Most of time in the ED, these side effects are simply interesting things to note. On occasion, however, they present as a real live acute condition. People who have never been exposed to high-potency antipsychotics before may suffer from what’s known as a dystonic reaction. Dystonia results in contractions, twisting, and contortion of the facial muscles and the extremities, the same look you might find in Tea Partiers who inadvertently strolled into a showing of the Hustler Classic “Who’s Nailin’ Palin.”

The Golden Age of Emergent Dystonia in the 1990’s was a result of a marketing error. Haloperiodol (Haldol) is a potent antipsychotic that works by in a manner similar to Thorazine. Diazepam (Valium) is an anxiolytic and muscle relaxant that causes drowsiness. Both of them were small blue tablets. So when you were having trouble getting to sleep, your friend with the “thinking problems” gave you one of their small blue tablets that were “just like Valium.”

The folks who made Valium were understandably concerned that their tablets were getting mixed up with Haldol. So they decided that they would distinguish their product by cutting as small “V” into the tablet. At the same time, the makers of Haldol wanted to be sure that their tablets were not being mixed up with Valium, so they cut a small “H” into their tablets. Given that both tablets were the same color and about a third of an inch wide, this precaution had no effect at all.

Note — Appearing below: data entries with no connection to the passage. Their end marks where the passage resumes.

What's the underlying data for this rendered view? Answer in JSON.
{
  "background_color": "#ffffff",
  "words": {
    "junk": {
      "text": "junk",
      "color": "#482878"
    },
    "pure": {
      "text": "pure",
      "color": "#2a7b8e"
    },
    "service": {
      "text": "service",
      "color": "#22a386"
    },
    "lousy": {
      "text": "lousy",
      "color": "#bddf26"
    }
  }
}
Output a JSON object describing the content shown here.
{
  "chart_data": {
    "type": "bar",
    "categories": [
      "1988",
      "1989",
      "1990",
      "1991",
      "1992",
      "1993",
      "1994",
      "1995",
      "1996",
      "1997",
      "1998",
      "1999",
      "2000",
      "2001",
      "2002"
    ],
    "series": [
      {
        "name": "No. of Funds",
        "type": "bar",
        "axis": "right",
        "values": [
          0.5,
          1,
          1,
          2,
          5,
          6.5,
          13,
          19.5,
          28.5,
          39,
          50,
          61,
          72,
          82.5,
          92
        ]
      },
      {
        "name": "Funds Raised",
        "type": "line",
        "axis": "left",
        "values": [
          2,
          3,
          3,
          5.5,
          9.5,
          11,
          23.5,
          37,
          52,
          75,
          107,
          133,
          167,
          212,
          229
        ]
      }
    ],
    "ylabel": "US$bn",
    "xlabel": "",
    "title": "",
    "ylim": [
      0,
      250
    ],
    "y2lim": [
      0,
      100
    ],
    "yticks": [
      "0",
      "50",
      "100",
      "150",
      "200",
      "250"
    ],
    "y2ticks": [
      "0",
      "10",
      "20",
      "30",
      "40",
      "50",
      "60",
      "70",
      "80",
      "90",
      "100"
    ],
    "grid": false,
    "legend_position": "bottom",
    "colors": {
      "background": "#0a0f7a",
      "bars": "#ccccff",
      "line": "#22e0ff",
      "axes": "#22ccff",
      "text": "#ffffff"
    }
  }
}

Dystonia is actually really fun to treat. It’s one of those rare “instant cures’ in the ED that make you look like a total ace. The patient comes in all twisted and looking like The Elephant Man without the lumpiness. They are scared to death because they can’t control what their body does. But an intravenous injection of diphenhydramine (Benadryl) literally fixes then within about two minutes. One fun thing to do is to give the medication, wait fifteen seconds and then ask the patient to slowly recite the alphabet. You can actually see their bodies relax and hear their speech clear up as they go, and by the time they hit M they’re all better. When this occurs, they cannot be effusive enough in their praise of you. (These are the patients who go to Steak n’ Shake in the middle of the night and are so happy not to be deceased that they bring you a Double Steakburger and an Orange Freeze without you even asking.)

There are better medications out there now, antipsychotics that work through several different mechanisms at once and pose much less risk of harm to the patient. Still, it’s sometimes sad to see our quick fixes go by. There are so few opportunities for heroism in the ED, or at least heroism that the patient is aware of. It’s a truism of the ED that when you actually save a life, chances are the patient is too far out of it to have any memory of you. The doctor who gets the credit is the first one they see when they wake up. Especially if his tongue flicks in and out like a snake.

1 comment:

  1. Asa Family Doc I rarely get to do the 'miraculous'. However one of the treats is the effect of starting a patient ( who has never been treated before ) for GERD - Heartburn to the oldies among us. On several occassions I have had patients come back to tell me that they now have their sanity back and can sleep. Small miracle only, but miracle none the less.